Use the fill_20170827_25cm and map algebra to find all areas between 233 and 234 meters
By the time July 22 comes around, the dredge operation is well underway, and with that comes the risk of slope failure. If the material is wet, albeit not saturated, it tends to ‘stick’ and the slopes values are high. The issue is that as the material dries out, the slopes fail. Slope failure can occur on the pile when they exceed 30 degrees. We are mainly concerned about the south slopes that are above 30 degrees and want to get those smoothed out, or at least avoid them when conducting operations.

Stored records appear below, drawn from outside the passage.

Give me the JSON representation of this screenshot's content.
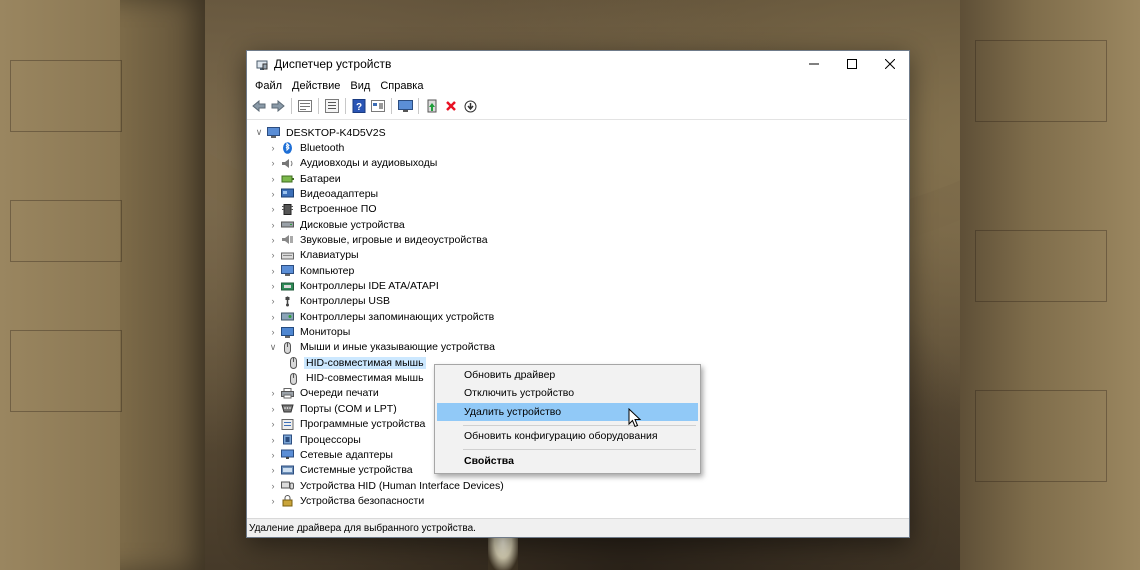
{
  "window": {
    "title": "Диспетчер устройств",
    "controls": [
      "minimize",
      "maximize",
      "close"
    ]
  },
  "menu": [
    "Файл",
    "Действие",
    "Вид",
    "Справка"
  ],
  "toolbar": {
    "icons": [
      "back-arrow-icon",
      "forward-arrow-icon",
      "properties-sheet-icon",
      "list-view-icon",
      "help-icon",
      "device-view-icon",
      "monitor-scan-icon",
      "update-driver-icon",
      "remove-device-icon",
      "disable-device-icon"
    ]
  },
  "tree": {
    "root": "DESKTOP-K4D5V2S",
    "items": [
      {
        "label": "Bluetooth",
        "icon": "bluetooth-icon"
      },
      {
        "label": "Аудиовходы и аудиовыходы",
        "icon": "speaker-icon"
      },
      {
        "label": "Батареи",
        "icon": "battery-icon"
      },
      {
        "label": "Видеоадаптеры",
        "icon": "display-adapter-icon"
      },
      {
        "label": "Встроенное ПО",
        "icon": "firmware-icon"
      },
      {
        "label": "Дисковые устройства",
        "icon": "disk-drive-icon"
      },
      {
        "label": "Звуковые, игровые и видеоустройства",
        "icon": "sound-icon"
      },
      {
        "label": "Клавиатуры",
        "icon": "keyboard-icon"
      },
      {
        "label": "Компьютер",
        "icon": "computer-icon"
      },
      {
        "label": "Контроллеры IDE ATA/ATAPI",
        "icon": "ide-controller-icon"
      },
      {
        "label": "Контроллеры USB",
        "icon": "usb-icon"
      },
      {
        "label": "Контроллеры запоминающих устройств",
        "icon": "storage-controller-icon"
      },
      {
        "label": "Мониторы",
        "icon": "monitor-icon"
      },
      {
        "label": "Мыши и иные указывающие устройства",
        "icon": "mouse-icon",
        "expanded": true
      },
      {
        "label": "HID-совместимая мышь",
        "icon": "mouse-icon",
        "child": true,
        "selected": true
      },
      {
        "label": "HID-совместимая мышь",
        "icon": "mouse-icon",
        "child": true
      },
      {
        "label": "Очереди печати",
        "icon": "printer-icon"
      },
      {
        "label": "Порты (COM и LPT)",
        "icon": "port-icon"
      },
      {
        "label": "Программные устройства",
        "icon": "software-device-icon"
      },
      {
        "label": "Процессоры",
        "icon": "processor-icon"
      },
      {
        "label": "Сетевые адаптеры",
        "icon": "network-adapter-icon"
      },
      {
        "label": "Системные устройства",
        "icon": "system-device-icon"
      },
      {
        "label": "Устройства HID (Human Interface Devices)",
        "icon": "hid-icon"
      },
      {
        "label": "Устройства безопасности",
        "icon": "security-device-icon"
      }
    ]
  },
  "context_menu": {
    "items": [
      {
        "label": "Обновить драйвер"
      },
      {
        "label": "Отключить устройство"
      },
      {
        "label": "Удалить устройство",
        "highlighted": true
      },
      {
        "label": "Обновить конфигурацию оборудования"
      },
      {
        "label": "Свойства",
        "bold": true
      }
    ]
  },
  "status": "Удаление драйвера для выбранного устройства.",
  "colors": {
    "selection": "#cce8ff",
    "menu_highlight": "#91c9f7",
    "remove_red": "#e81123"
  }
}
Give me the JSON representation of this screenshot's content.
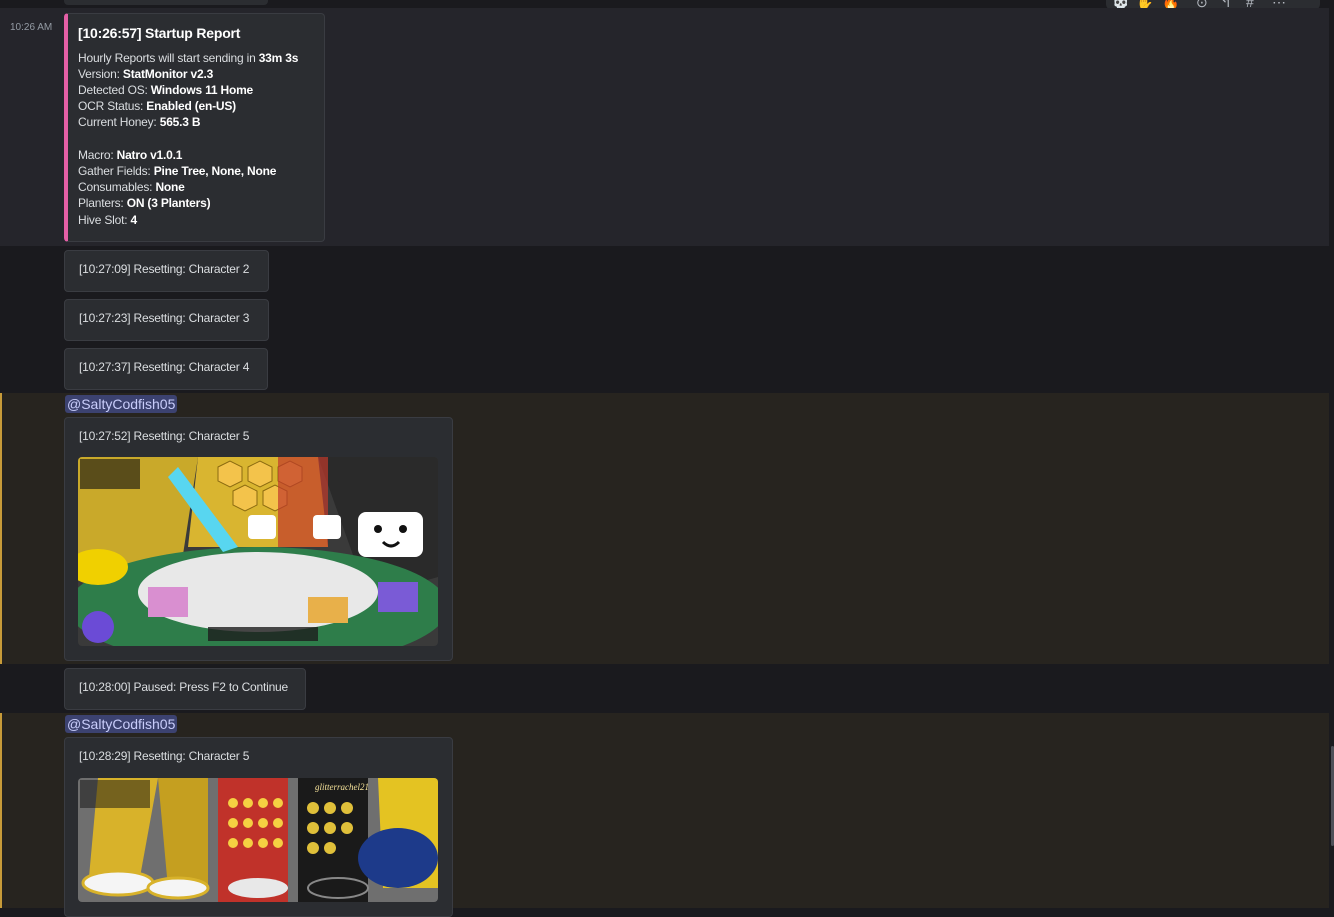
{
  "header_icons": [
    "skull-icon",
    "hand-icon",
    "fire-icon",
    "edit-icon",
    "reply-icon",
    "thread-icon",
    "more-icon"
  ],
  "report": {
    "timestamp": "10:26 AM",
    "title": "[10:26:57] Startup Report",
    "hourly_prefix": "Hourly Reports will start sending in ",
    "hourly_value": "33m 3s",
    "version_label": "Version: ",
    "version_value": "StatMonitor v2.3",
    "os_label": "Detected OS: ",
    "os_value": "Windows 11 Home",
    "ocr_label": "OCR Status: ",
    "ocr_value": "Enabled (en-US)",
    "honey_label": "Current Honey: ",
    "honey_value": "565.3 B",
    "macro_label": "Macro: ",
    "macro_value": "Natro v1.0.1",
    "fields_label": "Gather Fields: ",
    "fields_value": "Pine Tree, None, None",
    "consumables_label": "Consumables: ",
    "consumables_value": "None",
    "planters_label": "Planters: ",
    "planters_value": "ON (3 Planters)",
    "hive_label": "Hive Slot: ",
    "hive_value": "4"
  },
  "reset_messages": [
    "[10:27:09] Resetting: Character 2",
    "[10:27:23] Resetting: Character 3",
    "[10:27:37] Resetting: Character 4"
  ],
  "mention1": {
    "mention": "@SaltyCodfish05",
    "text": "[10:27:52] Resetting: Character 5"
  },
  "paused": "[10:28:00] Paused: Press F2 to Continue",
  "mention2": {
    "mention": "@SaltyCodfish05",
    "text": "[10:28:29] Resetting: Character 5",
    "player_name": "glitterrachel21"
  },
  "colors": {
    "accent_pink": "#e45fa6",
    "mention_bar": "#c79b39",
    "mention_pill": "#3c4270"
  }
}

Find out if the pile is safe by locating all south slopes that exceed 30 degrees. (use the fill_20170722_25cm)
On August 27^th the dredge pile has gotten pretty large. The mine is concerned about slopes on the upper reaches of the pile. They want to find out two things:
How much of the pile is more than 245 meters elevation. (use fill_20170827_25cm)
In that upper area, how much of the slope is more than 30 degrees. (use fill_20170827_25cm)
Although volumetric analysis has been going on this entire time, we want to get an idea of the changes that have occurred. We want to see how much of a difference there is on the pile between the August 27 date and July 22 and July 4. Generate the following new datasets: (Use the non-filled resampled to 50cm data sets)
The difference between July 22 and July 4
The difference between August 27 and July 4
The difference between August 27 and July 22
What is the problem with this geoprocessing operation with the data we are using? What ultimately needs to be done to effectively engage in this type of analysis?
The main problem with this geoprocessing operation is that simply subtracting the elevation raster to get the difference in volume does not account for material being added or removed from the dredge pile. To effectively engage in this type of analysis, I need to have data on the actual volume of material added or removed from the pile between the dates of interest.